La démocratie et la souveraineté populaire vues par les « élites »

Quoi que l’on pense de Notre Dame Des Landes, la décision de gouvernement vient de nouveau de bafouer un référendum malgré les déclarations du candidat Macron.

 

C’est le deuxième référendum bafoué cette année puisque le référendum corse de 2003 s’est vu lui aussi trahi au premier janvier 2018 avec la disparition des départements corses.

Apres le référendum alsacien de 2013, une loi fut adoptée en 2014 pour supprimer l’obligation de consultation populaire en cas de réformes territoriales. Quand le peuple vote mal, on supprime le vote.

Les référendums français et hollandais de 2005 ont tous les deux été trahis par le traité de Lisbonne en 2008.

Les Hollandais ont été trahi une fois de plus en 2017 avec l’entrée de l’Ukraine dans Schengen malgré le référendum hollandais de 2016.

Face à ce mépris des référendums, il est interressant de lire les déclarations des différents responsables politiques.

«  Dire que tout va changer parce qu’il y a un nouveau gouvernement à Athènes, c’est prendre ses désirs pour des réalités […]Il ne peut pas y avoir de choix démocratique contre les traités européens.  »

Jean-Claude Juncker (janvier 2015), président de la Commission européenne

«  Interroger un pays sur des sujets extrêmement compliqués – on l’a vu au moment du traité constitutionnel –  aboutit à une inconscience collective . »

Alain Minc (octobre 2010), essayiste

«  Il faut arrêter de penser que les élites sont mauvaises et que le peuple est bon. Je ne crois pas que le peuple, dans sa grande sagesse, est capable de tout comprendre . »

Sylvie Goulard (mai 2016), ancien ministre

«  Nous ne ferons par l’erreur de David Cameron, rassurez-vous. Nous n’allons pas faire de référendum sur la sortie de la France de l’Union européenne, ça, je puis vous l’assurer . »
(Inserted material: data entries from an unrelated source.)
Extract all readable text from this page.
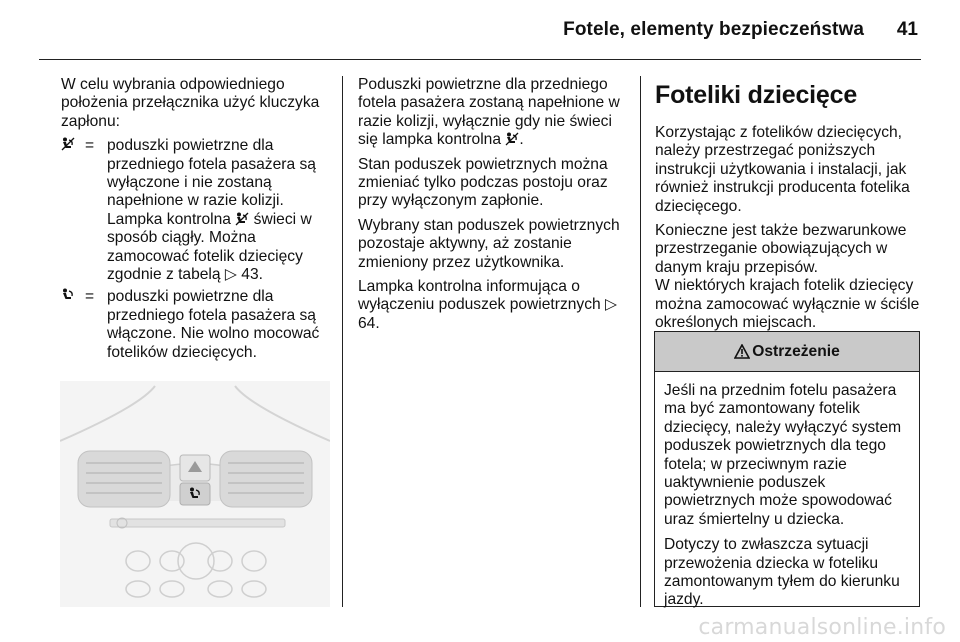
Fotele, elementy bezpieczeństwa 41

W celu wybrania odpowiedniego położenia przełącznika użyć kluczyka zapłonu:

= poduszki powietrzne dla przedniego fotela pasażera są wyłączone i nie zostaną napełnione w razie kolizji. Lampka kontrolna świeci w sposób ciągły. Można zamocować fotelik dziecięcy zgodnie z tabelą ▷ 43.
= poduszki powietrzne dla przedniego fotela pasażera są włączone. Nie wolno mocować fotelików dziecięcych.

Poduszki powietrzne dla przedniego fotela pasażera zostaną napełnione w razie kolizji, wyłącznie gdy nie świeci się lampka kontrolna .

Stan poduszek powietrznych można zmieniać tylko podczas postoju oraz przy wyłączonym zapłonie.

Wybrany stan poduszek powietrznych pozostaje aktywny, aż zostanie zmieniony przez użytkownika.

Lampka kontrolna informująca o wyłączeniu poduszek powietrznych ▷ 64.

Foteliki dziecięce

Korzystając z fotelików dziecięcych, należy przestrzegać poniższych instrukcji użytkowania i instalacji, jak również instrukcji producenta fotelika dziecięcego.

Konieczne jest także bezwarunkowe przestrzeganie obowiązujących w danym kraju przepisów.

W niektórych krajach fotelik dziecięcy można zamocować wyłącznie w ściśle określonych miejscach.

Ostrzeżenie

Jeśli na przednim fotelu pasażera ma być zamontowany fotelik dziecięcy, należy wyłączyć system poduszek powietrznych dla tego fotela; w przeciwnym razie uaktywnienie poduszek powietrznych może spowodować uraz śmiertelny u dziecka.

Dotyczy to zwłaszcza sytuacji przewożenia dziecka w foteliku zamontowanym tyłem do kierunku jazdy.

carmanualsonline.info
Ségolène Royal (juillet 2016), ancien ministre, ancienne candidate à l’élection présidentielle

«  Assumer la responsabilité [des résultats électoraux], cela veut dire [pour les chefs de parti] ne pas redonner ce mandat aux électeurs . »

Frank-Walter Steinmeier (décembre 2017), président allemand

 

« On sait très bien que ceux qui se déplacent ne viennent pas répondre à la question mais exprimer leur mécontentement général »

Pierre Bédier, président du département des Yvelines.

 

 

Le 21 Janvier 2018, dans une interview à la BBC, Macron admet que les français voteraient probablement en faveur d’un FREXIT s’ils en avaient l’occasion dans un référendum.

Quel cynisme. Sachant pertinemment que le peuple ne veut plus de l’UE, le président continue à parler de fédéralisme et de souveraineté européenne. Le vote UPR, le parti de rassemblement du FREXIT censuré par l’élite politico-médiatique est là pour que les français puissent enfin sortir de la prison de l’UE.